Le bénéficiaire s’obligeait à déposer sa demande d’autorisation d’aménager un lotissement dans le délai de 45 jours à compter de la promesse et il était notamment stipulé une garantie monétaire de 9 500 euros que le bénéficiaire s’obligeait à déposer à la comptabilité du notaire dans les 10 jours de l’acte.

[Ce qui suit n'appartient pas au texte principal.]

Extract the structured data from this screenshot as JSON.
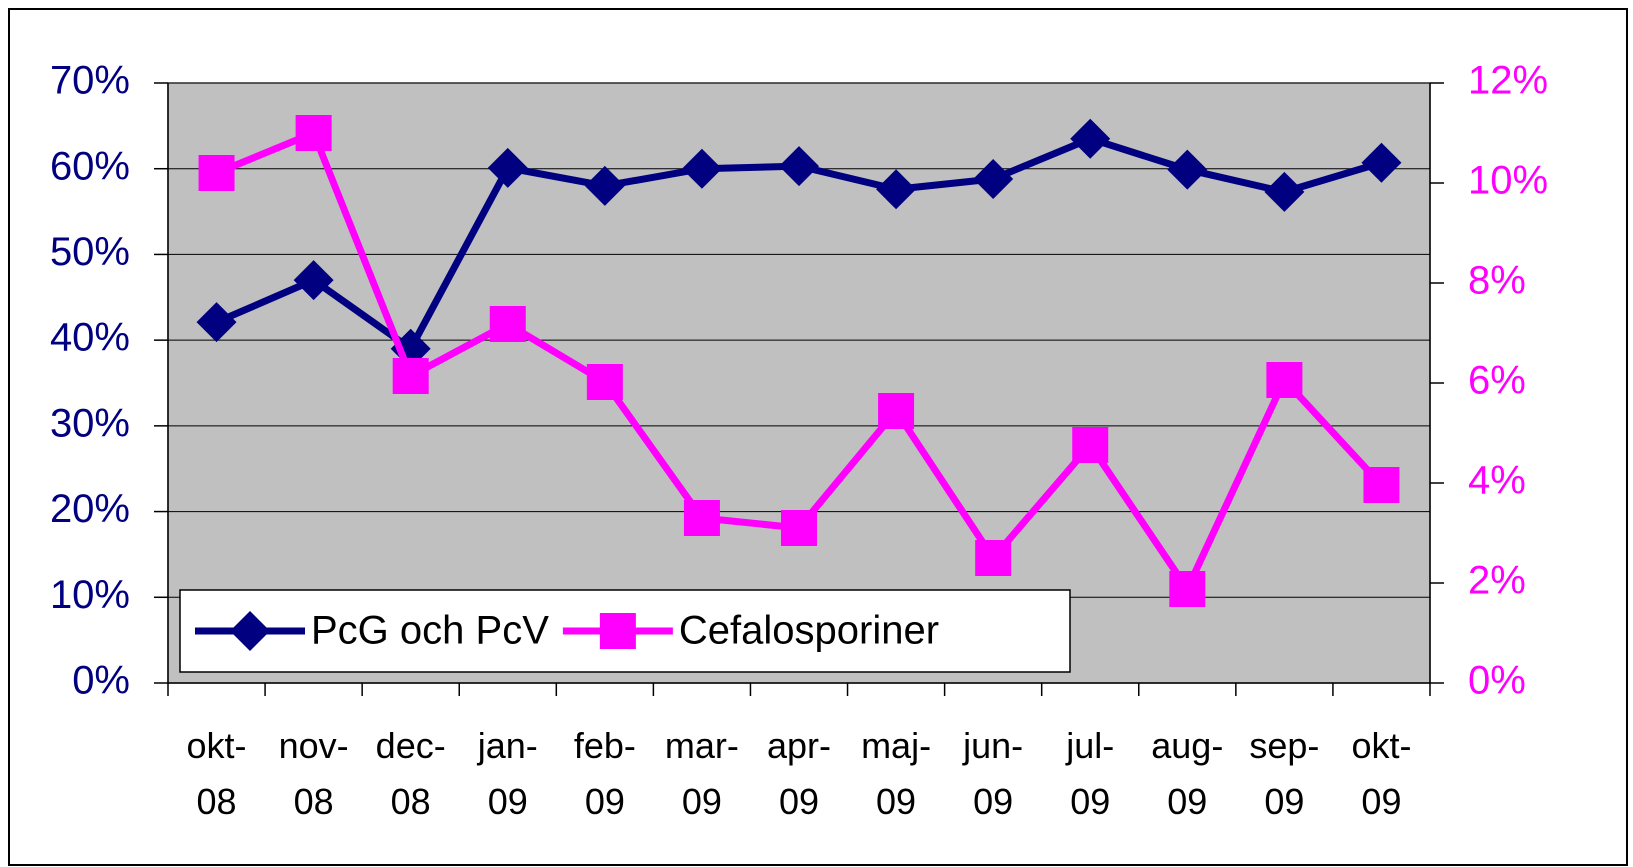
{
  "chart_data": {
    "type": "line",
    "categories": [
      "okt-08",
      "nov-08",
      "dec-08",
      "jan-09",
      "feb-09",
      "mar-09",
      "apr-09",
      "maj-09",
      "jun-09",
      "jul-09",
      "aug-09",
      "sep-09",
      "okt-09"
    ],
    "series": [
      {
        "name": "PcG och PcV",
        "color": "#000080",
        "marker": "diamond",
        "values": [
          42.1,
          47,
          39,
          60.1,
          58,
          60,
          60.3,
          57.6,
          58.8,
          63.5,
          59.9,
          57.3,
          60.7
        ]
      },
      {
        "name": "Cefalosporiner",
        "color": "#ff00ff",
        "marker": "square",
        "axis": "y2",
        "values": [
          10.2,
          11,
          6.14,
          7.18,
          6.02,
          3.3,
          3.1,
          5.44,
          2.5,
          4.76,
          1.88,
          6.06,
          3.96
        ]
      }
    ],
    "ylim": [
      0,
      70
    ],
    "yticks": [
      {
        "value": 0,
        "label": "0%"
      },
      {
        "value": 10,
        "label": "10%"
      },
      {
        "value": 20,
        "label": "20%"
      },
      {
        "value": 30,
        "label": "30%"
      },
      {
        "value": 40,
        "label": "40%"
      },
      {
        "value": 50,
        "label": "50%"
      },
      {
        "value": 60,
        "label": "60%"
      },
      {
        "value": 70,
        "label": "70%"
      }
    ],
    "y2lim": [
      0,
      12
    ],
    "y2ticks": [
      {
        "value": 0,
        "label": "0%"
      },
      {
        "value": 2,
        "label": "2%"
      },
      {
        "value": 4,
        "label": "4%"
      },
      {
        "value": 6,
        "label": "6%"
      },
      {
        "value": 8,
        "label": "8%"
      },
      {
        "value": 10,
        "label": "10%"
      },
      {
        "value": 12,
        "label": "12%"
      }
    ],
    "grid": true,
    "legend": "lower left",
    "background": "#c0c0c0"
  }
}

Selon avenant signé le 03 juin 2022, l’expiration de la promesse de vente a été reportée au 31 décembre 2022 à 16 heures, le prix de vente a été porté à 200 000 euros et le délai de dépôt de demande de permis d’aménager a été fixé au 15 juin 2022 au plus tard et le délai d’obtention du PA purgé de tout recours et du retrait administratif a été fixé au 15 décembre 2022.
La vente n’a pas été réalisée.
Invoquant la défaillance de la condition suspensive suite au refus opposé à sa demande de permis d’aménager par arrêté du maire de la commune de Sauveterre-de-Guyenne du 15 septembre 2022, la société HELIS PROMOTION a mis en demeure la SCI [Localité 12] de débloquer à son bénéfice le montant de la garantie monétaire, par lettre recommandée avec avis de réception du 23 mai 2023, revenue avec la mention “destinataire inconnu à l’adresse” et courriel du 05 juin 2023.
La SCI [Localité 12] lui ayant opposé un refus, la SAS HELIS PROMOTION l’a assignée devant le tribunal judiciaire de Bordeaux, suivant exploit du 19 octobre 2023, en paiement de la somme de 9 500 euros versée au titre de la garantie monétaire conformément à l’avant-contrat et de dommages et intérêts.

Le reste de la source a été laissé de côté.